Abstract The Archean-Proterozoic transition marks a time of fundamental geologic, biologic, and atmospheric changes to the Earth system, including oxygenation of the atmosphere (termed the Great Oxygenation Event; GOE), and the emergence of continents above sea level. The impacts of the GOE on Earth’s surface environment are imprinted on the geologic record, including the disappearance of mass-independent fractionation of sulfur isotopes (S-MIF). Temporally overlapping geologic and geochemical observations (e.g. a change in oxygen isotope ratio of sediments and an increase in subaerial volcanism) imply the widespread subaerial emergence of continents was coeval with atmospheric oxygenation.
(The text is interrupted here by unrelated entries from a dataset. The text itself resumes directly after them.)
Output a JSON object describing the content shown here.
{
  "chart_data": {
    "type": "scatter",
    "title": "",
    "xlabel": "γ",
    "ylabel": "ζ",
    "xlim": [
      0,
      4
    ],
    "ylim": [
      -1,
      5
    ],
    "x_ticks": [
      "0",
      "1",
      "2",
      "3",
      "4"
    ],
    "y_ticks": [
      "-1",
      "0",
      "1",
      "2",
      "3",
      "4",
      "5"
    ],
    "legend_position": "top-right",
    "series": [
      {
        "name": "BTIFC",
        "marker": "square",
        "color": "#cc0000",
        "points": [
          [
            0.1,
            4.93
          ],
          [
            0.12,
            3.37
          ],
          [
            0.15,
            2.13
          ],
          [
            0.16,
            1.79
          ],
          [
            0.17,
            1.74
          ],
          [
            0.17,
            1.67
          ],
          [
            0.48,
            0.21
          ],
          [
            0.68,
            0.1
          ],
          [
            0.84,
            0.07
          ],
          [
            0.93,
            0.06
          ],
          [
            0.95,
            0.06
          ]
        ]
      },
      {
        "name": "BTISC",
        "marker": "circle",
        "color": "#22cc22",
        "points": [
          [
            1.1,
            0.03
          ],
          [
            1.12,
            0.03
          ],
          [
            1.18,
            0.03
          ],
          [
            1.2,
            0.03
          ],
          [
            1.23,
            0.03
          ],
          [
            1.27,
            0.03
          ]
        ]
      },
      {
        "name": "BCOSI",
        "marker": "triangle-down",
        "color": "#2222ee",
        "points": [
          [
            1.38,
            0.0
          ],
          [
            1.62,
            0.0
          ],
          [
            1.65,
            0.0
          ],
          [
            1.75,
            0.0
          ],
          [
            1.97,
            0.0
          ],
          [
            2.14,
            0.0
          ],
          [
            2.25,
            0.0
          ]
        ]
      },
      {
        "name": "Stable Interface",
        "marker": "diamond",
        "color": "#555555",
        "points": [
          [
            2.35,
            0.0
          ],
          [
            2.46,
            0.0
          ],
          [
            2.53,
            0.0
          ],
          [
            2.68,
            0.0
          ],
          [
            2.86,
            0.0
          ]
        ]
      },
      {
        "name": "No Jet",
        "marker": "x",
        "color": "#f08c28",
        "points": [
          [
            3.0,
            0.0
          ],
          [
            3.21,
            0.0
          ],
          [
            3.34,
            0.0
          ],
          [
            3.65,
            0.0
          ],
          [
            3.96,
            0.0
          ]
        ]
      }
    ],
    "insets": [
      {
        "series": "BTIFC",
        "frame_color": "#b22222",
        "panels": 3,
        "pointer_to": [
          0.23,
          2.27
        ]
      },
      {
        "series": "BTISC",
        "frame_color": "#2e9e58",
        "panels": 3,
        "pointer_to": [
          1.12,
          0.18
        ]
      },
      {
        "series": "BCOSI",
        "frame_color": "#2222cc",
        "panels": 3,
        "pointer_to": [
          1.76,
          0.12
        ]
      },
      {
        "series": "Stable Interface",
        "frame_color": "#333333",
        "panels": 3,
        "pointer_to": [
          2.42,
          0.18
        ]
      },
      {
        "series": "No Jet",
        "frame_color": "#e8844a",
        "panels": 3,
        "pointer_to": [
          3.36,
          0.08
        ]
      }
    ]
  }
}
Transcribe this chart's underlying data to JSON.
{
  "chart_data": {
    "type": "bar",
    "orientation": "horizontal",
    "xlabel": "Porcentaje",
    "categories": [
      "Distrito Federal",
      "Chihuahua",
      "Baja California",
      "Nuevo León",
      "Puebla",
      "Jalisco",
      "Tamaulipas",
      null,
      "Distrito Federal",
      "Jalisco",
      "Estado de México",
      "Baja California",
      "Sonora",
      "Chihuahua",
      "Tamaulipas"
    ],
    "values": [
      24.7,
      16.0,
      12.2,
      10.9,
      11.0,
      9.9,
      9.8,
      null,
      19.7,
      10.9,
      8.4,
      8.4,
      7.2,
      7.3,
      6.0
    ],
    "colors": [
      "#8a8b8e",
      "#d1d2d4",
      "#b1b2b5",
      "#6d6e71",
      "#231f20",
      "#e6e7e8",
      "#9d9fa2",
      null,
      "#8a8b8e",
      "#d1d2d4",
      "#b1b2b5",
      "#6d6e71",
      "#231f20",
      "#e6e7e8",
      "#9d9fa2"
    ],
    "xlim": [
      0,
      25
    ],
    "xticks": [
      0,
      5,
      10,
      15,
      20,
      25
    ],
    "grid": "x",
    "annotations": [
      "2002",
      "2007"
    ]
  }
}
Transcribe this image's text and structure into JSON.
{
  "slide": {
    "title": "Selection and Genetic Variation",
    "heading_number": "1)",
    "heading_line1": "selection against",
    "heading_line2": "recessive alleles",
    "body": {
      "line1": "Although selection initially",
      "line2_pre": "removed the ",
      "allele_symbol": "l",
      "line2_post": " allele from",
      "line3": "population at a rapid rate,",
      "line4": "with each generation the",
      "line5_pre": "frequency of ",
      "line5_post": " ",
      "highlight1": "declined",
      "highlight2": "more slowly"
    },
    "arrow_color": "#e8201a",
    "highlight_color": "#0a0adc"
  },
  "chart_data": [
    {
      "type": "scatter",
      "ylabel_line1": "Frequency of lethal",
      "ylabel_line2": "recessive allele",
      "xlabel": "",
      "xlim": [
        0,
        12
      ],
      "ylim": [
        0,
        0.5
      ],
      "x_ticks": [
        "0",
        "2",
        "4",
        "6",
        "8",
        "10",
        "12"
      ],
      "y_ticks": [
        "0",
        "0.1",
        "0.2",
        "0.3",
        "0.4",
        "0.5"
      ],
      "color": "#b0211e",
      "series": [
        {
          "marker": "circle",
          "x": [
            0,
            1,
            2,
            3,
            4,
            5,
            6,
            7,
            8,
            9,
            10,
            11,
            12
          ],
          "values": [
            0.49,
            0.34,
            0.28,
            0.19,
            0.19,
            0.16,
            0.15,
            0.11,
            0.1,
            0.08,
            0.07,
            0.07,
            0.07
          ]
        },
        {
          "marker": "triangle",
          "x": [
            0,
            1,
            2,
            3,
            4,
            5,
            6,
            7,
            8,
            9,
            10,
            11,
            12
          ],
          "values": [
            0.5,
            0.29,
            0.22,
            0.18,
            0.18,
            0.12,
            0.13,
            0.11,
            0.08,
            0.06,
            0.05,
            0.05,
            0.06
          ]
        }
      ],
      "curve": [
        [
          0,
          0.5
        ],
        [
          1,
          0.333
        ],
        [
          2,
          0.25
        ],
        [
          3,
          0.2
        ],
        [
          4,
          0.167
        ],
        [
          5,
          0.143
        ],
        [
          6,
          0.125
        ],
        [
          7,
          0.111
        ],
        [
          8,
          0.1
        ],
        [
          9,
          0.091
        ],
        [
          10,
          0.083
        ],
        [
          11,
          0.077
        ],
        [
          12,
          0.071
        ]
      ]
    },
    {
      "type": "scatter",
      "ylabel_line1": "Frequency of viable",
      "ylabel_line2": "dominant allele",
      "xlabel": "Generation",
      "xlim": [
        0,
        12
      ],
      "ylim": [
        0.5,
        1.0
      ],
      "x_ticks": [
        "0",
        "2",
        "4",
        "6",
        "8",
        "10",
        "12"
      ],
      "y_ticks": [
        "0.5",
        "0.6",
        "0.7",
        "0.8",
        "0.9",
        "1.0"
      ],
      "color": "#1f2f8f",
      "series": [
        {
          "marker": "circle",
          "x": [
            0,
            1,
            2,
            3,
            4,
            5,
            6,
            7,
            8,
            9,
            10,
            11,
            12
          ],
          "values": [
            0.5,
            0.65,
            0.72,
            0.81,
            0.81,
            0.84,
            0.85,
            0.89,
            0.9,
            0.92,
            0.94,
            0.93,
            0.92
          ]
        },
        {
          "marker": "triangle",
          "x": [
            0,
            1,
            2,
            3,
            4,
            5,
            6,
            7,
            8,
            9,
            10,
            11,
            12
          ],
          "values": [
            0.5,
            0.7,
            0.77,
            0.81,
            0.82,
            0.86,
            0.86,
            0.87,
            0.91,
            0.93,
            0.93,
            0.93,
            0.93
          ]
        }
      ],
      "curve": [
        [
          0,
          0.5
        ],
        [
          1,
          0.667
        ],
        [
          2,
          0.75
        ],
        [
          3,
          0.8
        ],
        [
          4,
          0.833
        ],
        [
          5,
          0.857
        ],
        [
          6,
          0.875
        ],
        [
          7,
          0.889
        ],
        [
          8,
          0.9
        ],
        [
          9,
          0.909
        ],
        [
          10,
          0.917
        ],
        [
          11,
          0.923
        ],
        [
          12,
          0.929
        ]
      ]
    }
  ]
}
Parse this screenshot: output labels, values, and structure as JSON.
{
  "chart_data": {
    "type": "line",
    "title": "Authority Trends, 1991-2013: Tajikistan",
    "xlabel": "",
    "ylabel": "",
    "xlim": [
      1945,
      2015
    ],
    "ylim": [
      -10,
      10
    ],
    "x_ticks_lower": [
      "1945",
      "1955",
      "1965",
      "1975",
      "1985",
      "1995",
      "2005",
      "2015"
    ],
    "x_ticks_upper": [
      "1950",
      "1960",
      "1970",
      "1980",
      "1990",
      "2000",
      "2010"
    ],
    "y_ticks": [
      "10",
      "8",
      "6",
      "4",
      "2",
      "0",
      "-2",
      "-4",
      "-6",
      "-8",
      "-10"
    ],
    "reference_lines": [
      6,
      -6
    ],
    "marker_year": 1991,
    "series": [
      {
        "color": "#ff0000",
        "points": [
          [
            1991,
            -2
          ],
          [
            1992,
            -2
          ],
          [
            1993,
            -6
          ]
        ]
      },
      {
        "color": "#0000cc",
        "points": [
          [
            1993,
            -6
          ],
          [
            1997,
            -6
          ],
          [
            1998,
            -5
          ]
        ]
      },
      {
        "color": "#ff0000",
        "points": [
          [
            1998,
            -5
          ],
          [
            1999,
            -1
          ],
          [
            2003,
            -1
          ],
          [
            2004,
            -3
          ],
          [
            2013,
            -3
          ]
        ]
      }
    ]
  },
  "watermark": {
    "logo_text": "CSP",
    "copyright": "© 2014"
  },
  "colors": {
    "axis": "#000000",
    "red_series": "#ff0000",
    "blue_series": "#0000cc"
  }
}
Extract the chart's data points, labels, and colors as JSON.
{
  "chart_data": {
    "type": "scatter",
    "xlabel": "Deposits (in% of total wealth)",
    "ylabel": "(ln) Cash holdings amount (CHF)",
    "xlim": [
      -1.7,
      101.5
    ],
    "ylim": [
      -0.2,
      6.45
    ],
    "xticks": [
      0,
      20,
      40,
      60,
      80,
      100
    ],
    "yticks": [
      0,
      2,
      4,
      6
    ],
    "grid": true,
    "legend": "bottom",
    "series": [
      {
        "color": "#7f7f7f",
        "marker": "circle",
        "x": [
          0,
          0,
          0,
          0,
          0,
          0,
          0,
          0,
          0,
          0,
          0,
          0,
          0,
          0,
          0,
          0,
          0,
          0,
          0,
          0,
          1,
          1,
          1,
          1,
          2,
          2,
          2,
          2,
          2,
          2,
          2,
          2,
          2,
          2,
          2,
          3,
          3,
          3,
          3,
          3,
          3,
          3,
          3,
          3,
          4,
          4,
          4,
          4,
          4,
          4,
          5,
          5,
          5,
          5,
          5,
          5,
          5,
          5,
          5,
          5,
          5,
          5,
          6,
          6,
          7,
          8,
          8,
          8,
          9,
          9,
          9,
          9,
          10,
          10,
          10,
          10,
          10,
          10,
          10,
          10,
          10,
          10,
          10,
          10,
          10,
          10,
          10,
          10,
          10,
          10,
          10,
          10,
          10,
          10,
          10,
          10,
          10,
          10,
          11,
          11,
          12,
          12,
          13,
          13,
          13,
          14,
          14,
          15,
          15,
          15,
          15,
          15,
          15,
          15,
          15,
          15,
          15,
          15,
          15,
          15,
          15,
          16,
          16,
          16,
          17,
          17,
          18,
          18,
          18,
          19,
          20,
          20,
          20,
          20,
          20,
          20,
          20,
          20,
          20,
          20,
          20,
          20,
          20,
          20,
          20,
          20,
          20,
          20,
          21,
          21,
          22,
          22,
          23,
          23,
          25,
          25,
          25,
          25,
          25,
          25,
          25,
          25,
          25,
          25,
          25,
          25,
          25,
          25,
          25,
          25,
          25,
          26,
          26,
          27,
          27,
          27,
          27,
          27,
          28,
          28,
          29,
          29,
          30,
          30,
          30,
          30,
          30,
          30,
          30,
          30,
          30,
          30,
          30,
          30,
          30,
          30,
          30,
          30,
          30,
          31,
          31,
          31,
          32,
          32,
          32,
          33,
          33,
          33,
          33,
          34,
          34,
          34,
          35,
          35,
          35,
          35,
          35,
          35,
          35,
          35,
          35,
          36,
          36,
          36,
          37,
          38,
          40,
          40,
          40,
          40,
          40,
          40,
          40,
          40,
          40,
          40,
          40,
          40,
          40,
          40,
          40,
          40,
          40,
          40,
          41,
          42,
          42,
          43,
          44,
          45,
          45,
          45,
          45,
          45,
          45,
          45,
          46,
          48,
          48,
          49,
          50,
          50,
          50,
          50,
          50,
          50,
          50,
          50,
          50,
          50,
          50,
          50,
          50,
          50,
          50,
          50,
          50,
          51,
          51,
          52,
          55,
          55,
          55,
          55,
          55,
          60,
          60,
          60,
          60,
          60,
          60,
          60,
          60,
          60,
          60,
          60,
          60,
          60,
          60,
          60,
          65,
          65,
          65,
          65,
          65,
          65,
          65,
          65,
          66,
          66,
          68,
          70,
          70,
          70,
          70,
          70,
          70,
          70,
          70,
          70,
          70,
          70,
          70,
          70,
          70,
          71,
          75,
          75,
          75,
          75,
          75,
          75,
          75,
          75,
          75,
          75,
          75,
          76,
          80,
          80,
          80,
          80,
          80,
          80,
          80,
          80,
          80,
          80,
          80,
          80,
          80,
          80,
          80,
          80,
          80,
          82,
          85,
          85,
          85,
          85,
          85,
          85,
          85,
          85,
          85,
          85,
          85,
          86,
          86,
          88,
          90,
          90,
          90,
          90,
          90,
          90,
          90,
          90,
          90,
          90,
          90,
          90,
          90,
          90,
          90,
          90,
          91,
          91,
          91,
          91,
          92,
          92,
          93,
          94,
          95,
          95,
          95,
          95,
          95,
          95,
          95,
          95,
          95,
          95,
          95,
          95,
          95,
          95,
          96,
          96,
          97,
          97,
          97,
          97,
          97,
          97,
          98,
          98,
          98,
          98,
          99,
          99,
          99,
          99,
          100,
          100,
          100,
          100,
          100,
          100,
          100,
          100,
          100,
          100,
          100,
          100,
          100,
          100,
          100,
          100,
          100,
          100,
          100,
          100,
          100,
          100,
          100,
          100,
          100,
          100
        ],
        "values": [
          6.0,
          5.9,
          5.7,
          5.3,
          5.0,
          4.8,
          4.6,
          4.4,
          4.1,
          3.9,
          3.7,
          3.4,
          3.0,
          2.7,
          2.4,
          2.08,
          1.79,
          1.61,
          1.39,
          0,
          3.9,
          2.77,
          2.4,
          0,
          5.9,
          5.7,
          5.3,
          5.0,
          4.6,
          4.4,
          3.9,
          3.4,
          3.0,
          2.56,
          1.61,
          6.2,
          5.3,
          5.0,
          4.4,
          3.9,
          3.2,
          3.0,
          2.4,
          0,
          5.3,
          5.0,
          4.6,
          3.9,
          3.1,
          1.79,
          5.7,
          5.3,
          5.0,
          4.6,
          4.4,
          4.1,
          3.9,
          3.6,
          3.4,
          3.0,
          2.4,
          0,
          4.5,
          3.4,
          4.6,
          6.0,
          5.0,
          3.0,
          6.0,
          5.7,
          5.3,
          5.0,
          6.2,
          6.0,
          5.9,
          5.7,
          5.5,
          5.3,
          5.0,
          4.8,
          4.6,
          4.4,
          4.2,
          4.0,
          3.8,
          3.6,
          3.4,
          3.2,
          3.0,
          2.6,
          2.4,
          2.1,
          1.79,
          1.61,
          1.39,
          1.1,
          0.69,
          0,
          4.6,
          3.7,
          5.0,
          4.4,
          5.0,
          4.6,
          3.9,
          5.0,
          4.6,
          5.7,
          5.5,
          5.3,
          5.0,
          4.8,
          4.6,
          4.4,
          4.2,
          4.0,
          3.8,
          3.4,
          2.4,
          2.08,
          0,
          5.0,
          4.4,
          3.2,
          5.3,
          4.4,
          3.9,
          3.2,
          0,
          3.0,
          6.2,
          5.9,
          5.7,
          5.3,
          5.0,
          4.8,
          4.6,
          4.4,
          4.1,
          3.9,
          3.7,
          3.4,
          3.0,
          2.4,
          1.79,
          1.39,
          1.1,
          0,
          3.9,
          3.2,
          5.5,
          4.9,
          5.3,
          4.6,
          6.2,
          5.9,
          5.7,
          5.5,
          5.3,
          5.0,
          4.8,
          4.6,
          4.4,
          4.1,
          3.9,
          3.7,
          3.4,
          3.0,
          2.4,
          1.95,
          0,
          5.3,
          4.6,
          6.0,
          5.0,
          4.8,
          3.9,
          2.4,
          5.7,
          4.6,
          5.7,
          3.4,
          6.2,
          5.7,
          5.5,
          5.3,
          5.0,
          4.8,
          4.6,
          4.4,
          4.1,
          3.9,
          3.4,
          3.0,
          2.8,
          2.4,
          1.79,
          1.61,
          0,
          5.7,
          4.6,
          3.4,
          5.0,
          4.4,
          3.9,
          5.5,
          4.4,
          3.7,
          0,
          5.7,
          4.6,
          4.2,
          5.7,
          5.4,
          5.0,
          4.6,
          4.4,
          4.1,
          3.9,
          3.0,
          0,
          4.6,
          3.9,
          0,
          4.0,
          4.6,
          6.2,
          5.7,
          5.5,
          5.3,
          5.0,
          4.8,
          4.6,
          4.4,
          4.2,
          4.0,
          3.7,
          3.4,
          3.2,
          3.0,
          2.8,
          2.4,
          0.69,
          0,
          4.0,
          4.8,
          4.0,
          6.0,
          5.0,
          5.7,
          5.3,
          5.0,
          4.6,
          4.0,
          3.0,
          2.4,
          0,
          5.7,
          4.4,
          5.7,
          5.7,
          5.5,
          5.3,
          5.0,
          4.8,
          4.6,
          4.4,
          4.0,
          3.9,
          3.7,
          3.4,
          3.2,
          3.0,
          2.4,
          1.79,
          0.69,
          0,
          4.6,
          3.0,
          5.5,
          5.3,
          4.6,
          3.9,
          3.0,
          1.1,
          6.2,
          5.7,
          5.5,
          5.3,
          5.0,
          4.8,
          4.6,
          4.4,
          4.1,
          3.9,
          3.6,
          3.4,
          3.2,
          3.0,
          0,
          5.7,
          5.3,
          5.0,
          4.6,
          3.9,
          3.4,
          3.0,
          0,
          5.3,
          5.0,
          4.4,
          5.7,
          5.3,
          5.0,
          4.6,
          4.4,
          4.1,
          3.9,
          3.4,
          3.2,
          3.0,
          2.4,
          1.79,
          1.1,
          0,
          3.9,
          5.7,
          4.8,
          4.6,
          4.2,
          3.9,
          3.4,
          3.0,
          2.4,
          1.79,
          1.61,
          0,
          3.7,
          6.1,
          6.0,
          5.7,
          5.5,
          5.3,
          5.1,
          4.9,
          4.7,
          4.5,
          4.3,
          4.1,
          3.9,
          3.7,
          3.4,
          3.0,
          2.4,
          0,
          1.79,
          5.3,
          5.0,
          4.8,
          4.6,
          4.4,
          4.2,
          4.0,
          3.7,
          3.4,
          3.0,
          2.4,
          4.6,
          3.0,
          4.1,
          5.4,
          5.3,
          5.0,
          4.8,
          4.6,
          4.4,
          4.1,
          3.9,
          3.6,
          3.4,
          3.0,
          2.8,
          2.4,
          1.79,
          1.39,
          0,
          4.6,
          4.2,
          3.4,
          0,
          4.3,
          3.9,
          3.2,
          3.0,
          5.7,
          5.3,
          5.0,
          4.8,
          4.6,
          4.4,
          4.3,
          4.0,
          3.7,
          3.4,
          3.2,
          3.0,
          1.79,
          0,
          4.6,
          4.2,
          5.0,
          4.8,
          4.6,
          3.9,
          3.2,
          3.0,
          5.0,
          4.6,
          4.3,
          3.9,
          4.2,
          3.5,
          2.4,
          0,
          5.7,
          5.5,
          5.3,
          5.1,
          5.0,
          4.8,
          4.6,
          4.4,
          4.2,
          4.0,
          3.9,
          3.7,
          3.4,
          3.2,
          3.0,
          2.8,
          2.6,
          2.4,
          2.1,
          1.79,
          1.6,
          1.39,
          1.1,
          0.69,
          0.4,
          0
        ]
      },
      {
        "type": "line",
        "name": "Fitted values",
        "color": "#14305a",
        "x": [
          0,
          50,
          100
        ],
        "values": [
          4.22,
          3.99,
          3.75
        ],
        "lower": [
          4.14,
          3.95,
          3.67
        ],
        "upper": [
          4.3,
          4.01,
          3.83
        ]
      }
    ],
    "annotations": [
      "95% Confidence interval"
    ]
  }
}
Here we present triple sulfur isotope ratios in pyrite and oxygen isotope ratios in garnet and zircon in a global suite of Archean and Proterozoic granitoids derived from the partial melting of sedimentary protoliths. These crustal melts record an increase in average garnet and zircon δ18O from 7.2‰ before 2.3 Ga to 10.0‰ post-2.3 Ga. Pre-2.3 Ga granitoids show small S-MIF signatures with Δ33S ranging from −0.29‰ to 0.13‰, whereas post-2.3 Ga granitoids record S-MDF (i.e. Δ33S = 0‰). The combination of sulfur and oxygen isotope signatures in the same sample with zircon U-Pb geochronology provides new insights on a potential causal link between the emergence of continents and Paleoproterozoic atmospheric oxygenation.